Em oito anos de empreendedorismo, escutei que deveria usar saia em reuniões para fechar contratos e que não deveria usar batom vermelho, pois "ficava ridículo em mim” e que eu “parecia uma palhaça.” Porém, o mais absurdo para mim, até hoje, é a máxima de que eu deveria manter um status que não tinha para parecer bem sucedida. Ouvi de uma cliente que eu precisava ostentar marcas. Inclusive ela me deu um relógio da Michael Kors para que eu usasse quando fosse em reuniões. Afinal, o meu relógio da Swatch não era bom o suficiente para isso. Outra me disse que eu tinha que ter bolsas chiques para ir à reuniões e eventos e que a minha bolsinha da Mr. Cat não servia. Ela disse que tinha bolsas da Gucci e Dior apenas para isso.
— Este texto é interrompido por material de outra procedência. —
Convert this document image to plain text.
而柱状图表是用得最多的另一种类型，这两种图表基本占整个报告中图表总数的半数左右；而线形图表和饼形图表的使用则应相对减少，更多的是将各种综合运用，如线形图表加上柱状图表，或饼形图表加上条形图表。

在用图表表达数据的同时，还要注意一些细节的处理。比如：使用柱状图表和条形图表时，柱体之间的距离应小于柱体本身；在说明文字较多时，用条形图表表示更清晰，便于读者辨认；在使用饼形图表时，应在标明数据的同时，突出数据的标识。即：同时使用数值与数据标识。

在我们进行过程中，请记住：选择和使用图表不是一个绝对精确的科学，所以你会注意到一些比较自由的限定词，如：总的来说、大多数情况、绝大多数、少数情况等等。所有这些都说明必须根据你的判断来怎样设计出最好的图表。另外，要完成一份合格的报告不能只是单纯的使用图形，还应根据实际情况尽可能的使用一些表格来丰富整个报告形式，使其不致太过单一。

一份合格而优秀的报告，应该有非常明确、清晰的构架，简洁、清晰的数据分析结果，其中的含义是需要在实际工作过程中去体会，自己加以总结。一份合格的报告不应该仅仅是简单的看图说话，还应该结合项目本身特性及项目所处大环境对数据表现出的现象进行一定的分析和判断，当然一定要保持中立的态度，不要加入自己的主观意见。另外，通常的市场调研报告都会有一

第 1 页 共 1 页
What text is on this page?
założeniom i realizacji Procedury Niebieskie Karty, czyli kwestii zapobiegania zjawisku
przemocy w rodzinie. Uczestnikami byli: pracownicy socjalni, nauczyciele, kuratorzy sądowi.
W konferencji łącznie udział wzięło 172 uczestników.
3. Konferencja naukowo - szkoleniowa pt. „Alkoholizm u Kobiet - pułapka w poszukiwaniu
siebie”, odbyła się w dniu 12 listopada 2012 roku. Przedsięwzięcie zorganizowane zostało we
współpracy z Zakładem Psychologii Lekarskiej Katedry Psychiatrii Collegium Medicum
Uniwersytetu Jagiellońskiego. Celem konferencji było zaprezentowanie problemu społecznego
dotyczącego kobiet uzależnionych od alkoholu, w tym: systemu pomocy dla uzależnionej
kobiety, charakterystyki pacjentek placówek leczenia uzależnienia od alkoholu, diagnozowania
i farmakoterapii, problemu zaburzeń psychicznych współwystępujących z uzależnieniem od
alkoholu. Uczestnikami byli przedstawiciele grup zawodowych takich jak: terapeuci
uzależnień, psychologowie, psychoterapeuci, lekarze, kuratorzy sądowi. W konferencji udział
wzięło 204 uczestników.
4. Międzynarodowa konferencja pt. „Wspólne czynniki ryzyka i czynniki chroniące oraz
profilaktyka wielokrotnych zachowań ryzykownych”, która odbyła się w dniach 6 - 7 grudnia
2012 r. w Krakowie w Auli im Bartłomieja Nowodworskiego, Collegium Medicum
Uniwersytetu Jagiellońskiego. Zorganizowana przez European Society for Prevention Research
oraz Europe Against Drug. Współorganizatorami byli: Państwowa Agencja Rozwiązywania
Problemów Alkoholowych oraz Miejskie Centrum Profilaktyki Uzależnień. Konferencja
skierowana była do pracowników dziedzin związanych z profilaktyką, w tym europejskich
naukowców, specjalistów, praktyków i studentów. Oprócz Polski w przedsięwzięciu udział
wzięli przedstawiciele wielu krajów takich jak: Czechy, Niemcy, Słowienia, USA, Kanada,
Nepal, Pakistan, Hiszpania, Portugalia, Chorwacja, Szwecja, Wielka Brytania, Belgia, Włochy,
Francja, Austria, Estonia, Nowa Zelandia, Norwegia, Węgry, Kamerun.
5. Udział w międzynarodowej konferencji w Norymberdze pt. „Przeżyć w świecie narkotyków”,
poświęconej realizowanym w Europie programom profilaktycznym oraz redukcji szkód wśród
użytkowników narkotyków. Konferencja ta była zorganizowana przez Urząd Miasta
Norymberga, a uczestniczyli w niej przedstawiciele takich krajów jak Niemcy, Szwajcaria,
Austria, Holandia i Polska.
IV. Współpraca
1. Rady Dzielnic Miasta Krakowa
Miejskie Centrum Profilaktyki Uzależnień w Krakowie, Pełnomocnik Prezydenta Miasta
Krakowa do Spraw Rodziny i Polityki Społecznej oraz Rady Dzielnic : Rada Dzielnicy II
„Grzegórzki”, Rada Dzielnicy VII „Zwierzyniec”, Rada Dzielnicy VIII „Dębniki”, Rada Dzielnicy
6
Buscando ser aceita por um grupo do qual eu queria a validação, mudei meu guarda-roupa inteiro, gastei o que podia e não podia. Lembro que uma vez ouvi de uma stylist que deveria ter dois “armários,” pois as roupas que eu gostava não passavam a imagem que eu, dona de empresa, deveria transmitir.
Ainda na minha primeira empresa, eu entrei na Victor Hugo e comprei uma bolsa parcelada em 10 vezes de 200 reais. Não bastava a bolsa, tinha que ter a carteira e o porta cartão de visitas também. Afinal, quando estamos em um almoço de negócios, nós sacamos a carteira para pagar a conta e não dá para mostrar aquela carteira sem marca da loja de departamentos. E ainda distribuímos cartões de visita nos eventos, certo? Então, precisamos ostentar marcas nisso também. E assim que pude ir aos Estados Unidos, já saí do Brasil com o dinheiro separado para comprar uma bolsa de marca gringa. Voltei com duas. Uma para os eventos e a outra para o dia a dia, afinal, vai que surge aquela reunião surpresa no meio do dia, não é?
Anos antes, tinha ouvido de um professor, durante uma aula na pós-graduação, que ele tinha um amigo advogado de um escritório famoso e que dirigia um carro que não comportava no salário dele. Quando o amigo foi questionado pelo meu professor, disse que tinha feito leasing (ou seja, uma espécie de aluguel) e que sempre trocava de carro, pois, ele precisava parecer ser bem sucedido para aqueles clientes, senão, os caras não acreditavam que ele seria capaz de ganhar os processos. Quando eu ouvi essa história, juro que pensei que isso jamais aconteceria comigo. Não só aconteceu comigo, como vi acontecer com muitas pessoas ao meu redor. Amigos que me confidenciavam ter um cartão platinum apenas para sacar da bolsa no final dos almoços de negócios, dessa forma os clientes veriam que estão lidando com alguém bem sucedido.
Essa onda de “ter” para parecer “ser” em busca de aceitação é algo bem mais comum no meio de negócios do que nós imaginamos. Eu demorei muito tempo para entender que meu valor não é medido por marcas. Demorei a entender que a moda não é algo para me moldar, mas uma ferramenta útil que pode ser usada a meu favor e ajudar a me expressar. Viver uma vida fingindo ser algo que não sou, me deixou doente e hoje, longe desse universo, eu estou descobrindo o meu estilo e entendendo que as roupas ajudam a expressar a nossa personalidade. Me sinto livre para usar roupas de lojas de departamentos desde que seja confortável e que tenham a ver comigo. Descobri que não existe certo ou errado, existe o que funciona para mim e o que me faz bem. Me libertei de viver fantasiada de empresária bem sucedida. Me libertei de me endividar para parecer ser algo que não sou para pessoas que não são importantes para mim.